Bisakah jaringan saraf mengenali bilangan prima?

26

Latar Belakang

Mengenali keutamaan sepertinya tidak cocok untuk jaringan saraf (buatan). Namun, teorema aproksimasi universal menyatakan bahwa jaringan saraf dapat mendekati setiap fungsi kontinu, jadi khususnya harus dimungkinkan untuk merepresentasikan fungsi yang didukung secara halus seperti yang diinginkan. Jadi mari kita coba mengenali semua bilangan prima di antara jutaan angka pertama.

Lebih tepatnya, karena ini adalah situs web pemrograman, mari naik ke 2 ^ 20 = 1.048.576. Jumlah bilangan prima di bawah ambang batas ini adalah 82.025 atau sekitar 8%.

Tantangan

Seberapa kecil jaringan syaraf yang Anda temukan yang dengan benar mengklasifikasikan semua integer 20-bit sebagai prime atau bukan prime?

Untuk keperluan tantangan ini, ukuran jaringan saraf adalah jumlah total bobot dan bias yang diperlukan untuk mewakilinya.

Detail

Tujuannya adalah untuk meminimalkan ukuran jaringan saraf tunggal dan eksplisit.

Input ke jaringan Anda akan menjadi vektor dengan panjang 20 yang berisi bit individual dari integer, diwakili baik dengan 0s dan 1s atau sebagai alternatif dengan -1s dan +1. Urutan ini bisa menjadi bit paling signifikan pertama atau bit paling signifikan pertama.

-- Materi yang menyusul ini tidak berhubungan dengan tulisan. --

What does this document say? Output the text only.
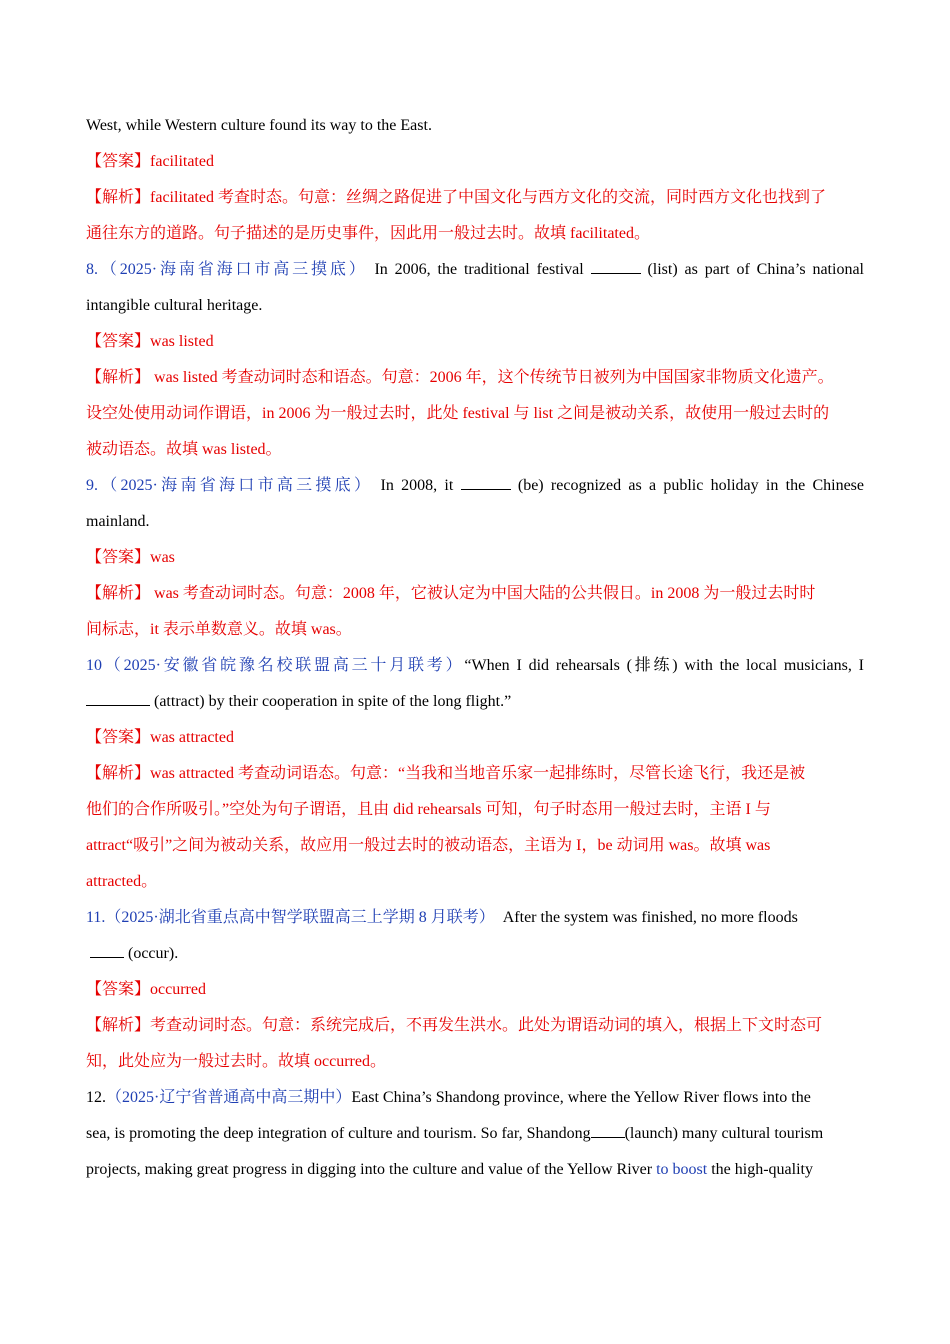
West, while Western culture found its way to the East.
【答案】facilitated
【解析】facilitated 考查时态。句意：丝绸之路促进了中国文化与西方文化的交流，同时西方文化也找到了
通往东方的道路。句子描述的是历史事件，因此用一般过去时。故填 facilitated。
8.（2025·海南省海口市高三摸底） In 2006, the traditional festival	(list) as part of China’s national
intangible cultural heritage.
【答案】was listed
【解析】 was listed 考查动词时态和语态。句意：2006 年，这个传统节日被列为中国国家非物质文化遗产。
设空处使用动词作谓语，in 2006 为一般过去时，此处 festival 与 list 之间是被动关系，故使用一般过去时的
被动语态。故填 was listed。
9.（2025·海南省海口市高三摸底） In 2008, it	(be) recognized as a public holiday in the Chinese
mainland.
【答案】was
【解析】 was 考查动词时态。句意：2008 年，它被认定为中国大陆的公共假日。in 2008 为一般过去时时
间标志，it 表示单数意义。故填 was。
10（2025·安徽省皖豫名校联盟高三十月联考）“When I did rehearsals (排练) with the local musicians, I
(attract) by their cooperation in spite of the long flight.”
【答案】was attracted
【解析】was attracted 考查动词语态。句意：“当我和当地音乐家一起排练时，尽管长途飞行，我还是被
他们的合作所吸引。”空处为句子谓语，且由 did rehearsals 可知，句子时态用一般过去时，主语 I 与
attract“吸引”之间为被动关系，故应用一般过去时的被动语态，主语为 I，be 动词用 was。故填 was
attracted。
11.（2025·湖北省重点高中智学联盟高三上学期 8 月联考） After the system was finished, no more floods
(occur).
【答案】occurred
【解析】考查动词时态。句意：系统完成后，不再发生洪水。此处为谓语动词的填入，根据上下文时态可
知，此处应为一般过去时。故填 occurred。
12.（2025·辽宁省普通高中高三期中）East China’s Shandong province, where the Yellow River flows into the
sea, is promoting the deep integration of culture and tourism. So far, Shandong (launch) many cultural tourism
projects, making great progress in digging into the culture and value of the Yellow River to boost the high-quality
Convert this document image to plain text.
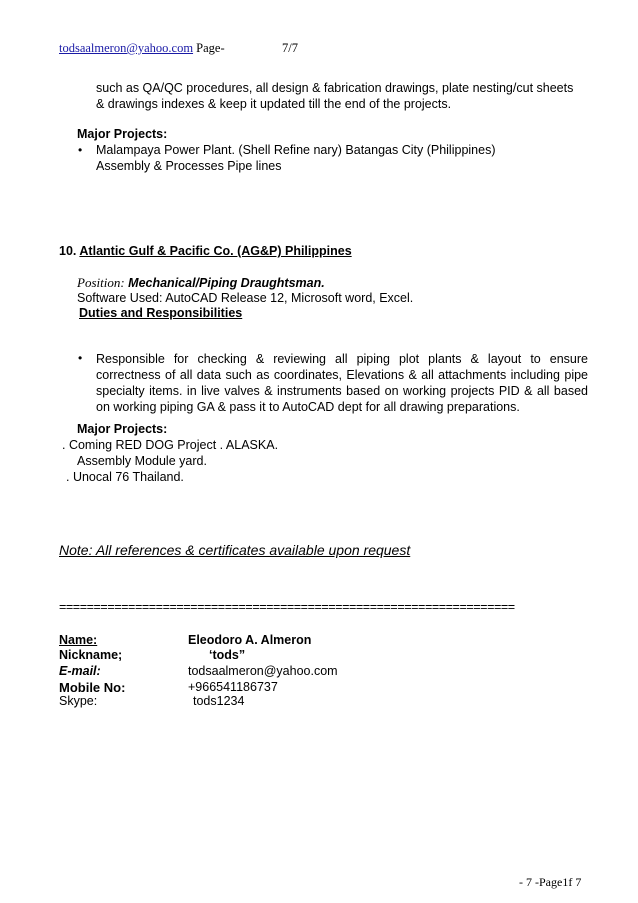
todsaalmeron@yahoo.com Page-	7/7
such as QA/QC procedures, all design & fabrication drawings, plate nesting/cut sheets
& drawings indexes & keep it updated till the end of the projects.
Major Projects:
• Malampaya Power Plant. (Shell Refine nary) Batangas City (Philippines)
Assembly & Processes Pipe lines
10. Atlantic Gulf & Pacific Co. (AG&P) Philippines
Position: Mechanical/Piping Draughtsman.
Software Used: AutoCAD Release 12, Microsoft word, Excel.
Duties and Responsibilities
• Responsible for checking & reviewing all piping plot plants & layout to ensure correctness of all data such as coordinates, Elevations & all attachments including pipe specialty items. in live valves & instruments based on working projects PID & all based on working piping GA & pass it to AutoCAD dept for all drawing preparations.
Major Projects:
. Coming RED DOG Project . ALASKA.
Assembly Module yard.
. Unocal 76 Thailand.
Note: All references & certificates available upon request
==================================================================
Name:	Eleodoro A. Almeron
Nickname;	‘tods”
E-mail:	todsaalmeron@yahoo.com
Mobile No:	+966541186737
Skype:	tods1234
- 7 -Page1f 7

Output dari jaringan Anda harus berupa angka tunggal, sehingga di atas beberapa cutoff input dikenali sebagai prima dan di bawah cutoff yang sama input diakui sebagai tidak prima. Misalnya, positif mungkin berarti prima (dan negatif tidak prima), atau alternatif lebih besar dari 0,5 mungkin berarti prima (dan kurang dari 0,5 tidak prima).

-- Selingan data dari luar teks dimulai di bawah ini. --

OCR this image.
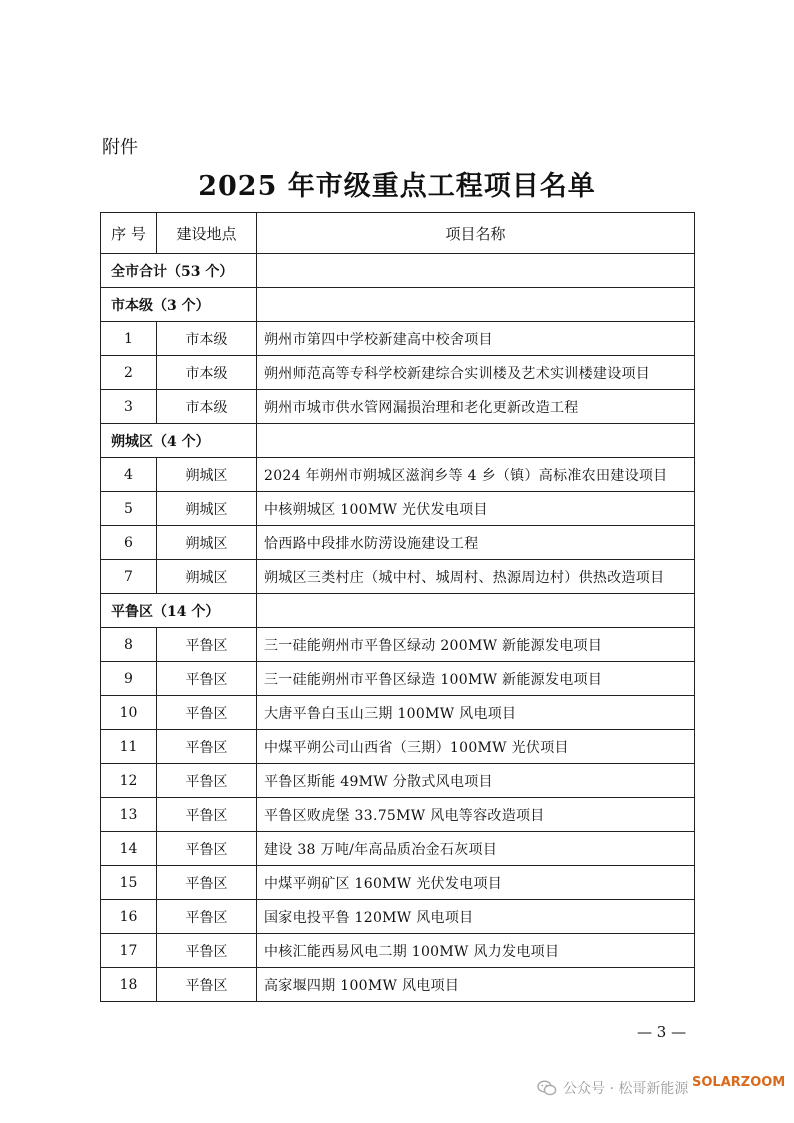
附件
2025 年市级重点工程项目名单
序 号	建设地点	项目名称
全市合计（53 个）		
市本级（3 个）		
1	市本级	朔州市第四中学校新建高中校舍项目
2	市本级	朔州师范高等专科学校新建综合实训楼及艺术实训楼建设项目
3	市本级	朔州市城市供水管网漏损治理和老化更新改造工程
朔城区（4 个）		
4	朔城区	2024 年朔州市朔城区滋润乡等 4 乡（镇）高标准农田建设项目
5	朔城区	中核朔城区 100MW 光伏发电项目
6	朔城区	恰西路中段排水防涝设施建设工程
7	朔城区	朔城区三类村庄（城中村、城周村、热源周边村）供热改造项目
平鲁区（14 个）		
8	平鲁区	三一硅能朔州市平鲁区绿动 200MW 新能源发电项目
9	平鲁区	三一硅能朔州市平鲁区绿造 100MW 新能源发电项目
10	平鲁区	大唐平鲁白玉山三期 100MW 风电项目
11	平鲁区	中煤平朔公司山西省（三期）100MW 光伏项目
12	平鲁区	平鲁区斯能 49MW 分散式风电项目
13	平鲁区	平鲁区败虎堡 33.75MW 风电等容改造项目
14	平鲁区	建设 38 万吨/年高品质冶金石灰项目
15	平鲁区	中煤平朔矿区 160MW 光伏发电项目
16	平鲁区	国家电投平鲁 120MW 风电项目
17	平鲁区	中核汇能西易风电二期 100MW 风力发电项目
18	平鲁区	高家堰四期 100MW 风电项目
— 3 —
公众号 · 松哥新能源 SOLARZOOM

Jaringan harus 100% akurat pada semua 2 ^ 20 = 1.048.576 input yang mungkin. Seperti disebutkan di atas, perhatikan bahwa ada 82.025 bilangan prima dalam kisaran ini. (Oleh karena itu selalu menghasilkan "tidak prima" akan menjadi 92% akurat.)

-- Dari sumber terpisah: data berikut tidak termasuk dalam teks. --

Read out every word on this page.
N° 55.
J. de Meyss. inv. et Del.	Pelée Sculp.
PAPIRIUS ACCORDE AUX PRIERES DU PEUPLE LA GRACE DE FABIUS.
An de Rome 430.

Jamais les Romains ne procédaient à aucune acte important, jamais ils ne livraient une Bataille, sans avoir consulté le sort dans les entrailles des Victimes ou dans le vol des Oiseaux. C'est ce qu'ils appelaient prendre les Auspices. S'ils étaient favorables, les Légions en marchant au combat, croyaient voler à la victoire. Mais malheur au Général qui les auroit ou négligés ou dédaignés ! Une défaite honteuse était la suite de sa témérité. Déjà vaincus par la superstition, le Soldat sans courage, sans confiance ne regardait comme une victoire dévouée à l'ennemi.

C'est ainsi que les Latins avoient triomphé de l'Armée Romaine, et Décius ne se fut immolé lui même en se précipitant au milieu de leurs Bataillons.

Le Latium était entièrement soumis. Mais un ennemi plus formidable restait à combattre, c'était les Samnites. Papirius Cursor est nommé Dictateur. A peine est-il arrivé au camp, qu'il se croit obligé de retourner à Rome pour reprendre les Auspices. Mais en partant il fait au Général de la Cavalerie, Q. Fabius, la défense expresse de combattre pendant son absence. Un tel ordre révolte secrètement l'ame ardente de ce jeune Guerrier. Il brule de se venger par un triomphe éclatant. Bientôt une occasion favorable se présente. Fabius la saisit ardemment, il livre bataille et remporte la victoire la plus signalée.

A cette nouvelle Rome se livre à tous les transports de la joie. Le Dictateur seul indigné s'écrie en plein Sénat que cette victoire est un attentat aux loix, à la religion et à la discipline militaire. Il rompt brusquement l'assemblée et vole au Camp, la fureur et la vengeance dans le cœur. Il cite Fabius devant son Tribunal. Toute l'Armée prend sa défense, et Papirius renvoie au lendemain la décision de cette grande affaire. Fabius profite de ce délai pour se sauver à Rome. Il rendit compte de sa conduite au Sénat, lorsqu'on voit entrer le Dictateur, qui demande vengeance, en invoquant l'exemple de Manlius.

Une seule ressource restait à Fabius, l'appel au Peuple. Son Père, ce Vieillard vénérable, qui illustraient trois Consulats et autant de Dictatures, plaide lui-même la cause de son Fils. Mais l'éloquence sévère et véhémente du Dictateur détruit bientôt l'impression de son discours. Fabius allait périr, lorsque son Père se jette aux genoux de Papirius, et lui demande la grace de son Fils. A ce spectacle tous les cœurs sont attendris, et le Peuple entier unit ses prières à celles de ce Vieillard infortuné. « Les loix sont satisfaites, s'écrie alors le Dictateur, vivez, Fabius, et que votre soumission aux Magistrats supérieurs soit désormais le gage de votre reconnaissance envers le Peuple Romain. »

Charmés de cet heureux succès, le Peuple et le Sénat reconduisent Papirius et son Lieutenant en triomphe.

Dalam hal terminologi jaringan saraf standar, ini kemungkinan akan disebut overfitting . Dengan kata lain, tujuan Anda adalah untuk menyesuaikan bilangan prima dengan sempurna. Kata lain yang mungkin digunakan adalah "set latihan" dan "set tes" adalah sama.

Tantangan ini tidak mempertimbangkan jumlah parameter "bisa dilatih" atau "bisa dipelajari". Memang, jaringan Anda cenderung berisi bobot yang dikodekan secara keras, dan contoh di bawah ini seluruhnya berkode keras. Sebaliknya, semua bobot dan bias dianggap sebagai parameter dan dihitung.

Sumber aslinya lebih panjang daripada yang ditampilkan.